Now that we’re not talking, all I want is my friend back. I want the person who randomly messaged me on twitter and instantaneously became my friend. But things change…and I don’t believe I will ever get that back. I wish I could say all of this to him. I wish we could be friends again and talk like we once did. I wish that he would want the same and for us to be friends again. He really left a mark on me and I don’t know how he did it but he did. I don’t need him so I can be happy. I’ve proven to myself that I can be happy on my own. Its just that his presence was so comforting. I guess this summer fling just over-stayed it’s welcome.
At this point, I can only wish him happiness.
So, in the fall I’m going to be a senior music performance major at IC! My journey has been nothing but crazy. I came in as a music education major thinking I wanted to spread love for music by educating children in how fun and beautiful music is. I quickly realized that I didn’t really want to do that and it really was not for me to be patient enough with children and teens. Yikes. I re-auditioned for music performance because I really wanted to become a better player/performer and to record film scores. But what some people don’t realize that being a performance major is really difficult. If you’re not always (and I mean ALWAYS) 110% committed, you will fall behind. I love playing, but keeping up with practicing every day (and practicing more than I should because I’m not very good,) is stressful. The pressure to be better than others in my field and be perfect while still being human is very stressful. For some people, it’s a lifestyle. It is how they live. For me, I like doing other things like working out and going out with my friends and I enjoy creating time for all of that. Being a classical musician (specially an oboist) means hours everyday by yourself practicing and making reeds. I’m not really a fan of being alone all the time.
This summer I’ve been really trying to do some soul searching. I’ve always been a “late bloomer.” but I realize that I don’t want that musician lifestyle. I’d love to play on the side, but I want more stability. One of my girlfriends suggested I go into communications. She’s an Integrated Marketing and Communications major at IC. I’ve been talking a lot lately about music business, but I couldn’t get into any business classes for the semester coming up. She told me about what she did at her internship last summer and how they did PR for music festivals and fitness brands..which sounds awesome! It combines two things I love: Music and Fitness!

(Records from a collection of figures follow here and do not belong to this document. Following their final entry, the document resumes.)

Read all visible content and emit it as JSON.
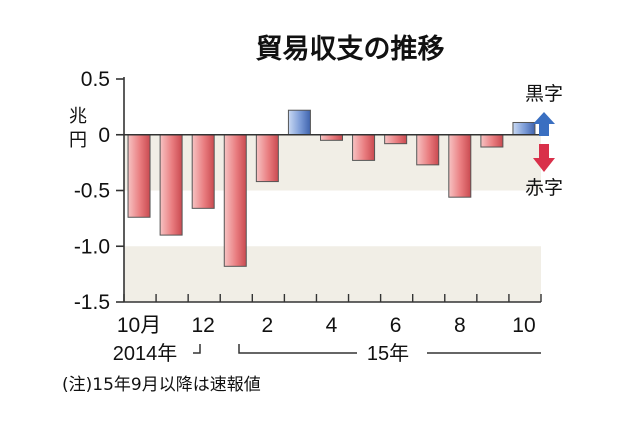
{
  "chart_data": {
    "type": "bar",
    "title": "貿易収支の推移",
    "ylabel": "兆円",
    "ylim": [
      -1.5,
      0.5
    ],
    "yticks": [
      0.5,
      0,
      -0.5,
      -1.0,
      -1.5
    ],
    "ytick_labels": [
      "0.5",
      "0",
      "-0.5",
      "-1.0",
      "-1.5"
    ],
    "categories": [
      "2014-10",
      "2014-11",
      "2014-12",
      "2015-01",
      "2015-02",
      "2015-03",
      "2015-04",
      "2015-05",
      "2015-06",
      "2015-07",
      "2015-08",
      "2015-09",
      "2015-10"
    ],
    "values": [
      -0.74,
      -0.9,
      -0.66,
      -1.18,
      -0.42,
      0.22,
      -0.05,
      -0.23,
      -0.08,
      -0.27,
      -0.56,
      -0.11,
      0.11
    ],
    "xtick_labels": [
      "10月",
      "",
      "12",
      "",
      "2",
      "",
      "4",
      "",
      "6",
      "",
      "8",
      "",
      "10"
    ],
    "year_labels": {
      "y2014": "2014年",
      "y2015": "15年"
    },
    "legend": {
      "surplus": "黒字",
      "deficit": "赤字"
    },
    "colors": {
      "surplus": "#5b7fc4",
      "deficit": "#e46f73",
      "band": "#f1eee6",
      "axis": "#333333"
    },
    "grid": false,
    "note": "(注)15年9月以降は速報値"
  }
}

So I’ve been thinking about maybe trying to get into a communications class in the fall to get some experience with it and looking for an internship for something like that. The only thing that stops me all the time is that I always think it’s too late. But I need to start making moves for my future. I want to start my path towards a career and to get to the life I want. I’m grateful though to have some friends in that field to help me out!